После той сцены от меня отвернулись почти все мои подруги. Даже не знаю с чем это было связано, возможно виной тому были слова Тардашевски обо мне, либо же тот факт, что я стояла там одна, мокрая, холодная, и действительно жалкая, и никто, абсолютно никто за меня не заступился. Все только пялились, смакуя мое унижение и боль.
Но с другой стороны было в этом и что-то хорошее. Всем наконец, стало на меня плевать. Если раньше, девочки в школе шептались за моей спиной, зорко наблюдая за нашим с Николасом общением, стараясь как мне показалось выявить его симпатию в мою сторону, то теперь никто не обращал на меня никакого внимания. Как отрезало.

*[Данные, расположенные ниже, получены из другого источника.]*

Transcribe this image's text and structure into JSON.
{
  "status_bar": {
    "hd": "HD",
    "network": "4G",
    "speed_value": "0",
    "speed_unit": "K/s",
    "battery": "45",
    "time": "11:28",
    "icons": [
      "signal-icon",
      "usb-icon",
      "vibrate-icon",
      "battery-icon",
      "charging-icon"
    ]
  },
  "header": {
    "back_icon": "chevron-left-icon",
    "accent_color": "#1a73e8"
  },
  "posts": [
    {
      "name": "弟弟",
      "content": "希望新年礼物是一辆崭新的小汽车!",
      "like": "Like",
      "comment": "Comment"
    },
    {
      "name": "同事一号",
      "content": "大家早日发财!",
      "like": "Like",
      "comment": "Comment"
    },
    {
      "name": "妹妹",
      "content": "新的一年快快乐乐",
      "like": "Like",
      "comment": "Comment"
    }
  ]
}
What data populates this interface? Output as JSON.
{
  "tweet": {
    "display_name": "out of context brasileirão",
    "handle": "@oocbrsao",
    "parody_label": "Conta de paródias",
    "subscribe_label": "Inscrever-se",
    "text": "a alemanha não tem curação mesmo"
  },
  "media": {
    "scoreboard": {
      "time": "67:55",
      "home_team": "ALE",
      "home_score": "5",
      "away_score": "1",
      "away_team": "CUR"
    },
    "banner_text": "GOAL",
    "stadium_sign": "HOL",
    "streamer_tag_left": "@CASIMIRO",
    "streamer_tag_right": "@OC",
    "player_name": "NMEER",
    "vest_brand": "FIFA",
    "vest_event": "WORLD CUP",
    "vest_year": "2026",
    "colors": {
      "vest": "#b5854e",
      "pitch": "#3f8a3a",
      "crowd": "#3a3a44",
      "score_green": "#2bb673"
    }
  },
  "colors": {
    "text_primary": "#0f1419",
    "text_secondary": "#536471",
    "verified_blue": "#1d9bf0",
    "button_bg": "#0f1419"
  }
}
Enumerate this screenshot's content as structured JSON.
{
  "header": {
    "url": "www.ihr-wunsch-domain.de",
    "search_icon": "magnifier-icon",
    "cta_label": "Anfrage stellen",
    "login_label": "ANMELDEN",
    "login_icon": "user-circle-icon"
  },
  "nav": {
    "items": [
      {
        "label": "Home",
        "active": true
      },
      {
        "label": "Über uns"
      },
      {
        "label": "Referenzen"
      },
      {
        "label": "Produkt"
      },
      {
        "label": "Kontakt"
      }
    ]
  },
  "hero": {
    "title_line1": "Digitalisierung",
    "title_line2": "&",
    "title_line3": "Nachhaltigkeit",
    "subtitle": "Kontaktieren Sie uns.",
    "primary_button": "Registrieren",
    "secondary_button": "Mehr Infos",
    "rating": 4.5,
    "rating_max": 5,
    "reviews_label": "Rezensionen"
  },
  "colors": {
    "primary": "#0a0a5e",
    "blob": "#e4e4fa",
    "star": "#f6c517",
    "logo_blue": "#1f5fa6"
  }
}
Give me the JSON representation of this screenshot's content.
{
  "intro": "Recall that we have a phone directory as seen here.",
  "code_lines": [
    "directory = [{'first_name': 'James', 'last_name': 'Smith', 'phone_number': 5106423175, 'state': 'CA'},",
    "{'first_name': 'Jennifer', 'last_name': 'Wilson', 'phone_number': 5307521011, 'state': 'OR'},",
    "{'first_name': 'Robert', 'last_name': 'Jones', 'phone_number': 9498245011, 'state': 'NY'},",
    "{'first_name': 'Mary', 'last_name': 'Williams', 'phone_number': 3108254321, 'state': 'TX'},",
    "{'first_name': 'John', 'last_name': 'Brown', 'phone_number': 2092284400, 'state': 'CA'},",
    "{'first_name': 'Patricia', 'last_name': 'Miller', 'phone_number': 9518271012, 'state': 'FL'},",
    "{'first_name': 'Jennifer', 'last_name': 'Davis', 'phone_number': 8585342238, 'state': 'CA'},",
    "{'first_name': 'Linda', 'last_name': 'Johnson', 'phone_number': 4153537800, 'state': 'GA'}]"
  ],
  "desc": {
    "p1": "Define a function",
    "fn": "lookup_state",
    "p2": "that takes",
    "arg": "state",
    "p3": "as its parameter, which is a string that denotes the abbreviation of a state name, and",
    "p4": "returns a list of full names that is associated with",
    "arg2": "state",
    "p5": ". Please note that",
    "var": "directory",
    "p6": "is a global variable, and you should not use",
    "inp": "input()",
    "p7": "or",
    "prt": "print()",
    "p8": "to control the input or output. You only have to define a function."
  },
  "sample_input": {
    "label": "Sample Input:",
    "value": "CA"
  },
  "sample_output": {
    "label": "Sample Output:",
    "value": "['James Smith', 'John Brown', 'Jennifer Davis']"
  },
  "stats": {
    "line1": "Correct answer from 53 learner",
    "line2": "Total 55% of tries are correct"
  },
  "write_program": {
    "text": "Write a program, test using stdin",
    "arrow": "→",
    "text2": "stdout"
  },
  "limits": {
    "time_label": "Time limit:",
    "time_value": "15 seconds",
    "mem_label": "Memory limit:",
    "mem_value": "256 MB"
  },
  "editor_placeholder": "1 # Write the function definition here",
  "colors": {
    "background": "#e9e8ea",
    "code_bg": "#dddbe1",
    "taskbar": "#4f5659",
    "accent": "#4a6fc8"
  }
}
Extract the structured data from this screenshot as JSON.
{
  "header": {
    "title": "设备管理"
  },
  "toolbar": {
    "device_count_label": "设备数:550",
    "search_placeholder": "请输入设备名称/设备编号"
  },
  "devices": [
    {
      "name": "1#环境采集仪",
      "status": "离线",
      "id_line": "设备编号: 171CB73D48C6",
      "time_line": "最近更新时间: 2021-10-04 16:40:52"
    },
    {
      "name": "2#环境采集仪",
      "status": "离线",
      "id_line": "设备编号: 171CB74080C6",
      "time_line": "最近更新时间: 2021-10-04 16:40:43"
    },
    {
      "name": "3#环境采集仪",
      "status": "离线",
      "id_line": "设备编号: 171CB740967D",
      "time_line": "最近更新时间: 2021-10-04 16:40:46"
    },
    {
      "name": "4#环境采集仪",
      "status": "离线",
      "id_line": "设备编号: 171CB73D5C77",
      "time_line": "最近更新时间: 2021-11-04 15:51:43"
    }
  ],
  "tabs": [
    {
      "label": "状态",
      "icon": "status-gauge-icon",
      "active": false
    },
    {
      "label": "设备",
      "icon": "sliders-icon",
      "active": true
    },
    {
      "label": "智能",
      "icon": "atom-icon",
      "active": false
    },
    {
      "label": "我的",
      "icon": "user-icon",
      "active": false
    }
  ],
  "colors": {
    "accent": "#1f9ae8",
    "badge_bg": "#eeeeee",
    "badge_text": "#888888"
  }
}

Я единственная кто переживал из-за этого. Даже пришла домой в слезах тогда. Да еще и замерзла в тот день как цуцик. Даже помню как папочка, увидев мой посиневший нос, сделал мне своего знаменитого какао со сливками, а бабушка вытащила из закромов очередные носки из овчинной шерсти, и я сидела на кухне, попивая свое какао, обнимаясь с мамой и бабушкой, и думала, что мне стоит уйти из этой школы в конце-то концов, в какую-то другую. Понимала, что в принципе, осталось отучиться с моими одноклассниками всего лишь один никчемный год, но из-за гордости и чрезмерного страха, я была не готова и дальше там находиться. Хорошо хоть мама и папа поддержали.
Да, желание перейти в другую школу как раз и появилось после того что произошло в тот день.
В итоге, я поехала к своей тетке в Екатеринбург всего лишь на полгода раньше чем планировалось изначально. Я бы итак итак поехала бы учиться в другую школу, ведь в наших школах, было мало мест где могли обучать десятый и одиннадцатый класс. Кстати, а где интересно учился Тардашевски?
Ну вот, опять о нем думаю. Что ж такое….
В целом, жить с тетей Верой было неплохо. Она была добродушная, и легкая на подъем женщина, которая кстати очень хорошо готовит и умеет поддержать любого человека, которому требуется пару ласковых слов и теплый взгляд. Я бы наверное, и дальше жила с ней в её квартире, на десятом этаже, включая то время пока училась в институте. Но по весне вернулся теть Верин сын, из армии, и жизнь с ними стала напоминать мне ад на земле.
Не знаю что произошло с ним на службе, но пока он был там, что-то в нем поломалось. Это был не тот весельчак и балагур Витя, которым я помнила его, когда только приехала к теть Вере в самом начале своего пути в этом городе. Нет. После того как Витька вернулся из армии, он стал сильно и довольно часто выпивать. Но даже не в этом была причина моего ухода. Если бы Витька был тихим алкоголиком, это одно. Но все дело в том, что он допивался до зеленых человечков, и был довольно буйным и глумливым. Все его побаивались. И даже сама тетя Вера, у которой был хоть и добрый в целом характер, но женщина-то она не слабая. Всегда могла за себя постоять. Сомневаюсь что кто-то другой смог бы что-то сделать моей боевой тете.